2.2 Das unbeschränkte Informationsrecht der Personalvertretung wird zudem durch das informationelle Selbstbestimmungsrecht des Beschäftigten ausgeschlossen. Die Unterrichtung des Personalrates ist im Sinne von § 65 Abs. 1 Satz 1 LPVG nicht erforderlich, wenn sie unverhältnismäßig in die Rechte der Beschäftigen eingreift (Cecior u.a., a.a.O., § 65 Rdn. 9). Der Umstand einer länger andauernden Arbeitsunfähigkeit, der besondere Maßnahmen zur Wiedereingliederung in das Arbeitsleben und vorbeugende Maßnahmen zur Vermeidung künftiger erneuter Arbeitsunfähigkeit auslösen kann, zählt zu den persönlichen Daten und Lebenssachverhalten, die ohne Zustimmung des Betroffenen Dritten nicht bekannt gegeben werden dürfen. Das vorrangige Interesse der Beschäftigten hat seinen Niederschlag in § 84 Abs. 2 Satz 1 SGB 9 gefunden, der das Eingliederungsmanagement selbst (und damit die Einbeziehung auch der Personalvertretung in das Verfahren) von der Zustimmung und Beteiligung der betroffenen Person abhängig macht. Für die Information der Personalvertretung im Vorfeld und im Nachhinein gilt das Zustimmungserfordernis erst Recht. Das Persönlichkeitsrecht des Betroffenen erfordert es, es allein ihm zu überlassen, sich den Angeboten des § 84 SGB 9 vollkommen zu verschließen, die Folgen der Langzeiterkrankung im unmittelbaren Kollegen und Vorgesetztenkreis zu regeln und jede innerdienstliche Ausweitung über das unvermeidbare Bekanntwerden hinaus zu verhindern, um unter keinen Umständen und niemandem erklären oder gar rechtfertigen zu müssen, warum das Eingliederungsmanagement nicht in Anspruch genommen worden ist.

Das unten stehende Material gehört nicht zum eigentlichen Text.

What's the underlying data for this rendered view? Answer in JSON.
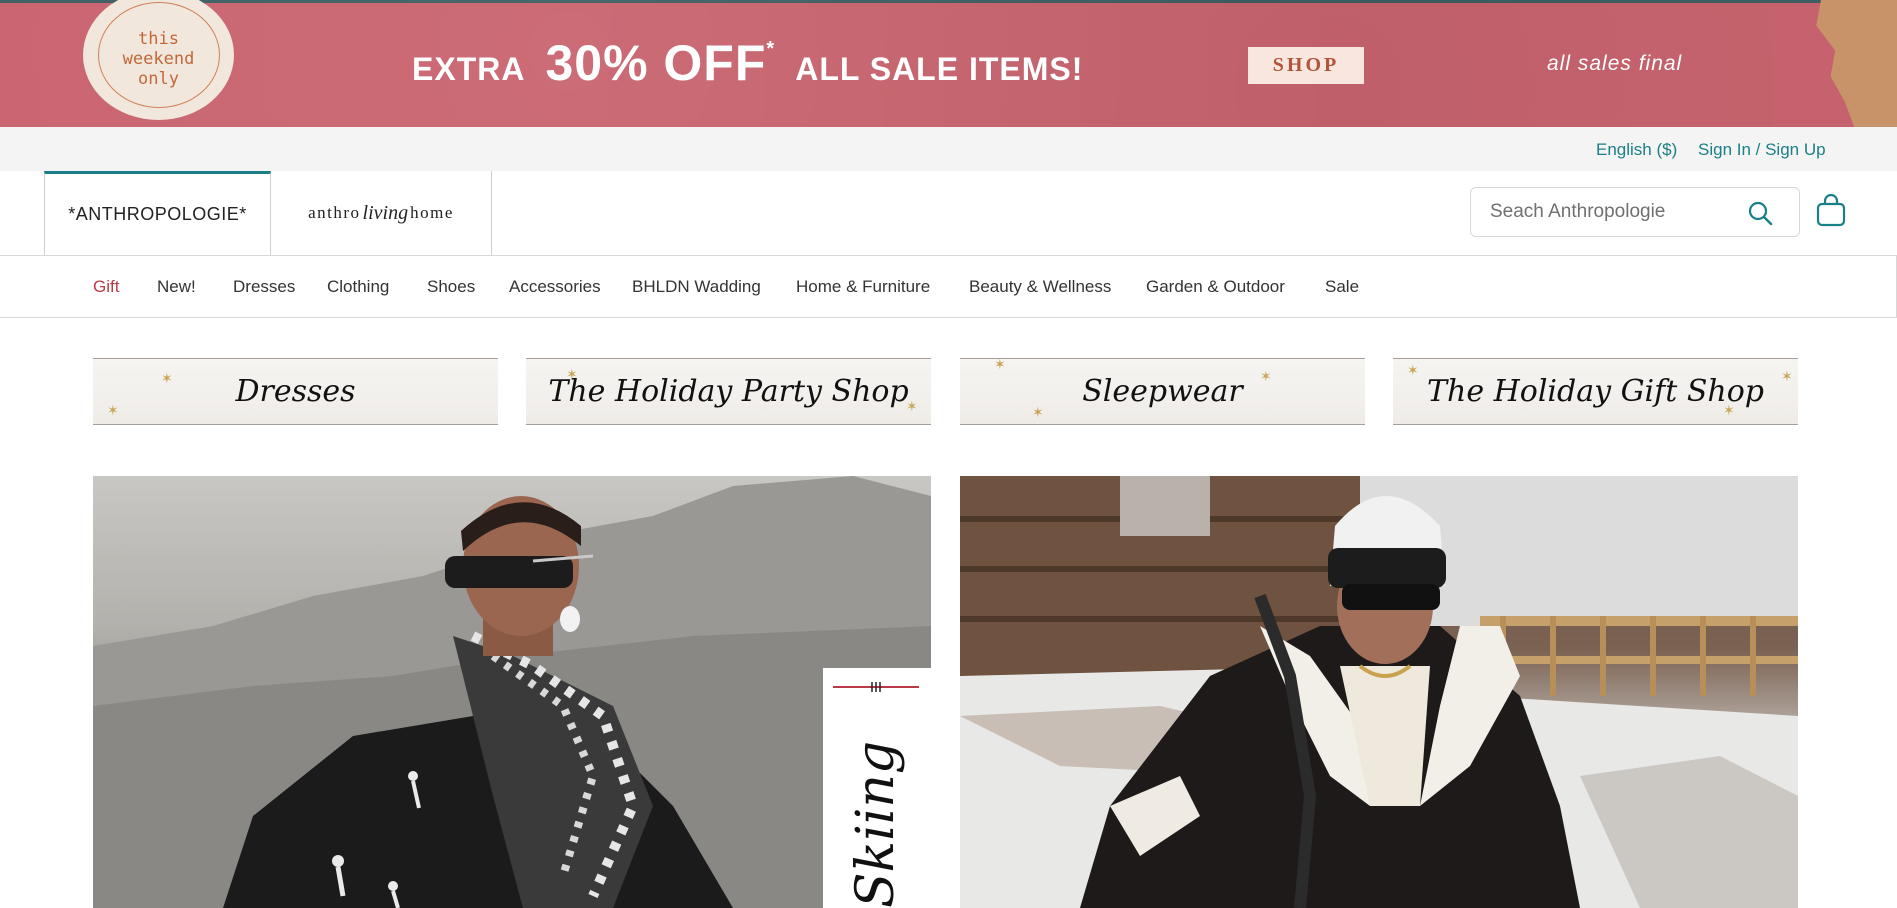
{
  "promo": {
    "stamp_text": "this\nweekend\nonly",
    "extra": "EXTRA",
    "percent": "30% OFF",
    "asterisk": "*",
    "items": "ALL SALE ITEMS!",
    "shop_label": "SHOP",
    "final_note": "all sales final",
    "colors": {
      "banner": "#c9646f",
      "shop_text": "#b0553b"
    }
  },
  "utility": {
    "language": "English ($)",
    "signin": "Sign In / Sign Up"
  },
  "header": {
    "brand_primary": "*ANTHROPOLOGIE*",
    "brand_secondary_left": "anthro",
    "brand_secondary_script": "living",
    "brand_secondary_right": "home",
    "search_placeholder": "Seach Anthropologie",
    "icons": {
      "search": "search-icon",
      "bag": "shopping-bag-icon"
    },
    "accent_color": "#1a7f86"
  },
  "nav": {
    "items": [
      "Gift",
      "New!",
      "Dresses",
      "Clothing",
      "Shoes",
      "Accessories",
      "BHLDN Wadding",
      "Home & Furniture",
      "Beauty & Wellness",
      "Garden & Outdoor",
      "Sale"
    ],
    "highlight_color": "#b83b46"
  },
  "categories": [
    "Dresses",
    "The Holiday Party Shop",
    "Sleepwear",
    "The Holiday Gift Shop"
  ],
  "hero": {
    "left_overlay_text": "Skiing"
  }
}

3. Aus § 84 Abs. 2 SGB 9 ergibt sich nichts anderes. Zum einen enthält diese Vorschrift keine eigenen Regelungen über die Unterrichtung des Personalrates. Ihr kommt lediglich klarstellende Funktion in Ergänzung zu § 64 LPVG zu, der die Personalvertretung ohnehin verpflichtet, die Einhaltung der gesetzlichen Bestimmungen zu Gunsten der Beschäftigten, hier § 84 Abs. 2 Satz 1 SGB 9, zu überwachen. Ein systematischer Bezug zu § 65 LPVG, der die Unterrichtungsansprüche der Personalvertretung für die Durchführung aller seiner Aufgaben enthält, lässt sich nicht herstellen. Zudem ist der Bund kompetenzrechtlich gehindert, Informationsansprüche nach dem Landespersonalvertretungsgesetz innerhalb von Landesbehörden zu regeln. Die Gesetzgebungskompetenz für den öffentlichen Dienst der Länder liegt bei den Ländern (Art. 70 GG). Als personalvertretungsrechtliche Rahmenvorschrift nach Art. 75 Abs. 1 Nr. 1 GG a.F. mit unmittelbare Geltung in den Ländern ist § 84 SGB 9 nicht erlassen worden. Die Rahmenkompetenz des Bundes ist zudem zum 31. August 2006 entfallen, Art. 75 GG ist aufgehoben worden. Was früher an Rahmenvorschriften des Bundes für den Bereich der Länder erlassen worden war (vgl. § 107 ff. BPersVG) ist mittlerweile mit Inkrafttreten der Neuregelung des Landespersonalvertretungsgesetzes NRW am 17. Oktober 2007 gegenstandslos geworden (Art. 125a Abs. 1 Satz 2 GG). Die von dem VG Hamburg in seiner Entscheidung vom 10. November 2006, 23 FB 17/06, PersR 2007, 130132 angenommene (zweifelhafte) Spezialität von § 84 Abs. 2 SGB 9 gegenüber § 68 Abs. 2 Satz 3 BPersVG (der bundesrechtlichen Bestimmung zur Beschränkung des Informationsrechtes der Personalvertretung bei Personalaktendaten) kann im Verhältnis zu einem landesrechtlichen Personalvertretungsgesetz nicht bestehen.